Monday, February 2, 2015

M'Lady's Mirror



Pregnant with possibility, Arnolfi had to have her. That’s what the 1434 painter, Jan van Eyck displayed. The small convex mirror behind the couple in the painted bedroom revealed all. It had an eye on the present, and the past. Its convex circular shape gathered in all that happens in 180 degrees to left and right, and 360 degrees in the round. Yet that which was behind (like that which was in the past) was entirely forgotten. Unlike humans, it could not recall the image. It lived only in the present, absorbing the immediate, and taking in the complex and multiple dimensionality of life that few humans, at a glance, could possibly be expected to see.

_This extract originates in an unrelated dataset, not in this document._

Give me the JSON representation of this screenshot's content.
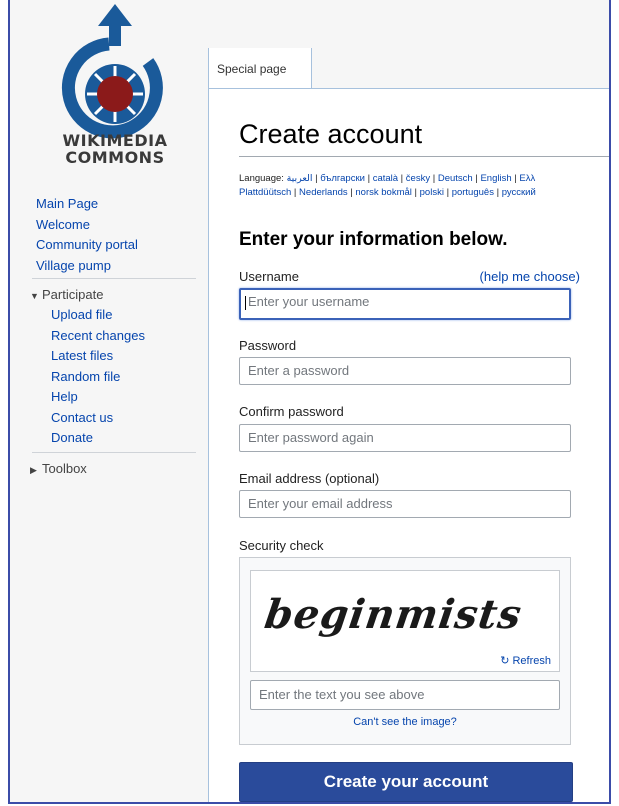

M’Lady Nancy Sinclair has just reminded me that she bequeathed to me her family heirloom, the convex mirror now hanging above her fireplace in her living room in Guildford, South Western Australia, “When I drop off the perch!” Her phraseology is idiomatic and platitudinous. Yet she is very brave, very accepting, and generously perspicuous so to email me. At 93 years old and still young, alert, brilliant, gifted, beautiful, caring and compassionate, M’Lady’s gift is of a mirror that has travelled with her most of her adult life. It’s seen her five children grow up. It’s seen her dear departed husband and all her dearest friends and relatives and visitors as well. It has taken in much of her life. It has watched her smile and weep. And it still reflects her lonely opening of the living-room curtains every morning, and the closing of them at night. “You must tell me now,” she entreated me in her museum-like-house of artefacts when I was there in 2013, “what item would you like to have from me when I drop off the perch?”

Awkward moments, those. With things, which of us does not feel like a vulture?

“Oh, I couldn’t,” I demurred. “Besides, you’ve a decade or two to go yet; there’ll be no flopping from a perch, thank you!”

But when she asked again, and again, I succumbed, and mentioned the convex mirror. Her blue eyes sparkled as she looked at it, then at me. “That’s exactly what my beloved Perry wanted too!” she exclaimed. “But he died before I did.” She smiled again. “It’s yours! When I go. But you must tell me, why?”

I downloaded van Eck’s ‘The Marriage of Arnolfi’ onto her computer. “When I was a schoolboy in the late 60’s,” I explained, “our art master, Mr. Payne, asked us what was special about the painting; what did we notice? For South African boys, it was a matter of indelicacy, this business of being pregnant, but when he said, ‘look in the mirror,’ my world of symbolism was born! And now that I’ve seen that mirror in your family pictures, I know its import to you, its history. It may well reflect our own present as we stand before it, but it will always reflect you!”
 
Present and past converge and get reflected in the convex surfaces of our lives, get swallowed up in the concave. Unlike mirrors, we see backwards sometimes more clearly than our present. (How often have you not wished you could repeat some passage of time to say or do different things?) Upon reflection, we gather insights that we did not have in the moment. Yet we are not as objectively perceptive as mirrors; we are not even as subjectively reflective! We can but hope to gather into ourselves sufficient unto the moment. How possibly to live entirely in the now?

The mirror sees all.

Framed in the round, reflecting in the round, even when that magical mirror of M’Lady's makes its dark way packed up in the mail to me one eventual sad day, it will reflect a past filled with love and vitality and a lifetime of her memories. And like the indelibility of the magic in the mirror in Van Eck’s painting, I too shall make M’Lady’s mirror live on in a canvas of my own.